Ich musste zu einer Beerdigung nach Hildesheim. Auf vielfachen Wunsch einer einzelnen Ehefrau wählte ich nicht meinen Volvo sondern die Bahn für diese Reise. Natürlich nahm ich einen Spartarif mit Zugbindung. Was ich dabei sparte, habe ich in Hildesheim bei dreistündigem Warten auf meinen Zug ausgegeben, denn die Beerdigung war früher beendet, als ich geplant hatte. Endlich kam mein Zug und ich stieg  beim Umsteigen in Hannover ohne  Verzögerung aus, um den Anschlusszug nach Hamburg auf dem gleichen Bahnsteig gegenüber zu erreichen.  Aber ich war nicht auf Gleis 7, wie auf meinem Onlineticket angegeben, sondern auf Gleis 9 angekommen.  Also bei 29 Grad im Schatten im schwarzen Anzug durch den Tunnel hinüber zu Gleis 8. Ein besonderer Service der Bahn, denn in der Unterfführung fand ich etwas Abkühlung.
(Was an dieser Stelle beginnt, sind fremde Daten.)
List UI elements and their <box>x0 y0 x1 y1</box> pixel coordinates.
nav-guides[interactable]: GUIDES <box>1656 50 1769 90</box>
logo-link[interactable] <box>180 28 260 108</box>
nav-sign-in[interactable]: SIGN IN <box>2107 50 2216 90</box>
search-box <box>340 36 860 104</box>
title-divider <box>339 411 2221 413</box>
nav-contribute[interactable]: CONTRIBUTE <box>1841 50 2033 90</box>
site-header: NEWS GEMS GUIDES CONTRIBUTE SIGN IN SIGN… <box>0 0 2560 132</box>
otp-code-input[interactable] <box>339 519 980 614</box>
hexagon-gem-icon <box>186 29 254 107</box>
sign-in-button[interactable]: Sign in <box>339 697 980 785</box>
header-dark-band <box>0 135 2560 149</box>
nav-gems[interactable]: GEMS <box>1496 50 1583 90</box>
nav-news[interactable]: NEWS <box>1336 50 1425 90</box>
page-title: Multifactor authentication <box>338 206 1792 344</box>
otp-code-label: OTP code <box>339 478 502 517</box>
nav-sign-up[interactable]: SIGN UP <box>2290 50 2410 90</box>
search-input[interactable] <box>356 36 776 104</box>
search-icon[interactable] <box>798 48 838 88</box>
Dann den Wagenstandsanzeiger gesucht und gefunden. Aha, mein Wagen Nummer 1 steht ganz vorne im Abschnitt A ! Also tiger ich los. Die schwarze Krawatte habe ich abgenommen, das gibt etwas Luft. Im Abschnitt A angekommen erreicht uns eine Stimme aus dem Lautsprecher. Der Zug hat 30 Minuten Verspätung. Dann die nächste Durchsage:  Im Ersatzzug stehen die Wagen in umgekehrter Reihenfolge. Die Wagen der 1. Klasse sind jetzt in Abschnitt A und B.  Ein freundlicher Beamter bestätigt mir, mein Wagen sei jetzt am anderen Ende, von wo ich gerade im Schweiße meines Angesichts hergekommen bin. Die Passagiere der 2.Klasse machen sich mit mir auf den Weg zum andern Ende des Bahnsteigs. Transpirierend kommen uns Fahrgäste der ersten Klasse mit schwerem Gepäck entgegen. Warten. Warten. Endlich läuft der Zug ein. Ich ahne Böses. An der Spitze des Zuges ist die 2. Klasse und vor mir hält jetzt die erste!  Chaos auf dem Bahnsteig. Unmöglich, mit schwerem Gepäck in den paar Minuten, die der Zug hält, von vorn wieder nach hinten zu laufen. Düster die Vorstellung, vorn einzusteigen und sich mit den Koffern durch die überfüllten Gänge zum Wagen, wo man reserviert hat, durchzuboxen. Ich steige dort ein, wo der Wagen vor mir hält. Es ist der Speisewagen. Ich bekomme das letzte Bier, dann ist es wegen der Hitze ausverkauft. Draußen ein herrlicher Gewitterregen. Aber in Hamburg ist es wieder wie in der Sahara. Und dann der letzte Schrecken an diesem Tag.  Vor dem Bahnhof weit und breit keine Taxe!   Als ich dann endlich eine habe und zu Hause aussteige, steht dort mein Volvo und grinst mich teuflisch an. “Hättest Du doch lieber mich genommen!”